Proclaimer Blog
Who sings Lamentations?
Who sings it? Duh. Jesus sings it of course. Here is my working hypothesis. The corporate nature of Israel’s destruction, captured uniquely in the destruction of the temple does not point to the church primarily or individual Christians, but to Christ, the true Israel and the Temple which would itself be destroyed.
Jesus sings Lamentations. This is Gethsemane lament. This is cross-song. This is the sentiment of the nation which seems finished, whose enemies gloat, where things seem so desperate there is no way out, but for whom the faithfulness of God is the hope that keeps the faith alive. He may be forsaken on the cross, afflicted and smitten, destroyed, but he will be rebuilt in three days.

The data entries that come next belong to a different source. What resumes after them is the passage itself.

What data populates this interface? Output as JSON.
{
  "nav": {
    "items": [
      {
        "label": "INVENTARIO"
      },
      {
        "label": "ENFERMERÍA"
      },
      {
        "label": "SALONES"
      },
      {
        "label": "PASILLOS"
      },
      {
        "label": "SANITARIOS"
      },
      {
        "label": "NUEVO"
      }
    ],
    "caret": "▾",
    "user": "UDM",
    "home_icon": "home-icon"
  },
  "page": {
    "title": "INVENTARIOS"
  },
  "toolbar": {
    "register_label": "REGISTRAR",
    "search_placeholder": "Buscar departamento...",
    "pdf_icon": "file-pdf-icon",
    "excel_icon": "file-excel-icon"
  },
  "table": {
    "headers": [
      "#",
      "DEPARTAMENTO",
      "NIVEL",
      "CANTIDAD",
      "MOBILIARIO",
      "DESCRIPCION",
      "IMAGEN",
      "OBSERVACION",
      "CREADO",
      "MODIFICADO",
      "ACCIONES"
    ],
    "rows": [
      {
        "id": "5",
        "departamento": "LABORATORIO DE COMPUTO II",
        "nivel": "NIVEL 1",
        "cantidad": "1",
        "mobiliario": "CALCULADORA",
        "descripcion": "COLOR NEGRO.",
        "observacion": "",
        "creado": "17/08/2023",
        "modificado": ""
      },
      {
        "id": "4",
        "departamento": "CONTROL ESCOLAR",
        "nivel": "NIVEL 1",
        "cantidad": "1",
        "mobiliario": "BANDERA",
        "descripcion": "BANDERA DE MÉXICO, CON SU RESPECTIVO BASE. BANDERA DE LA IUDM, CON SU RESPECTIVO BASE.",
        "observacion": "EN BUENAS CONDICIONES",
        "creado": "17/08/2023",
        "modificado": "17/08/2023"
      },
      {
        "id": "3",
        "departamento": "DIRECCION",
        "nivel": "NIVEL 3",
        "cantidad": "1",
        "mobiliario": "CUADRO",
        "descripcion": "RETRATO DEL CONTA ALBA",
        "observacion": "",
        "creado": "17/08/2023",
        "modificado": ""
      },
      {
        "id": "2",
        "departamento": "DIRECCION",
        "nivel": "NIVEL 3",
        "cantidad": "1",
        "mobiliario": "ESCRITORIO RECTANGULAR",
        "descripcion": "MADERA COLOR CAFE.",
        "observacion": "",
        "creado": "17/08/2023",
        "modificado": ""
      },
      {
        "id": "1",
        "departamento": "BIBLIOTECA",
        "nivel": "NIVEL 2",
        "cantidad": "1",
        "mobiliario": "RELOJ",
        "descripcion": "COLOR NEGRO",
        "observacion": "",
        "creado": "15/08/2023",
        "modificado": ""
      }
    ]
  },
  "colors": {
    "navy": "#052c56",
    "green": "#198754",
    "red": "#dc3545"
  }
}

Yep. Jesus sings Lamentations. Of course, we sing it too – but in him. This is our song because it is his song first. As much as we resonate with the afflictions of the Laments, it is in the scope and shape of passages such as Colossians 1.24 and filling up the afflictions of Christ.
Well, you may say, you get to the same applications in the end. Not true, I say. For an application which goes something like “their experience is our experience” is NOT the same as “their experience is our experience because it was Christ’s experience first”. That is a whole different sermon and one, I would argue, which is sharper, more Christ-centred, more likely to draw appropriate lines.
And I’m glad. I’m glad that, ultimately, Jesus sings Lamentations so that I don’t have to.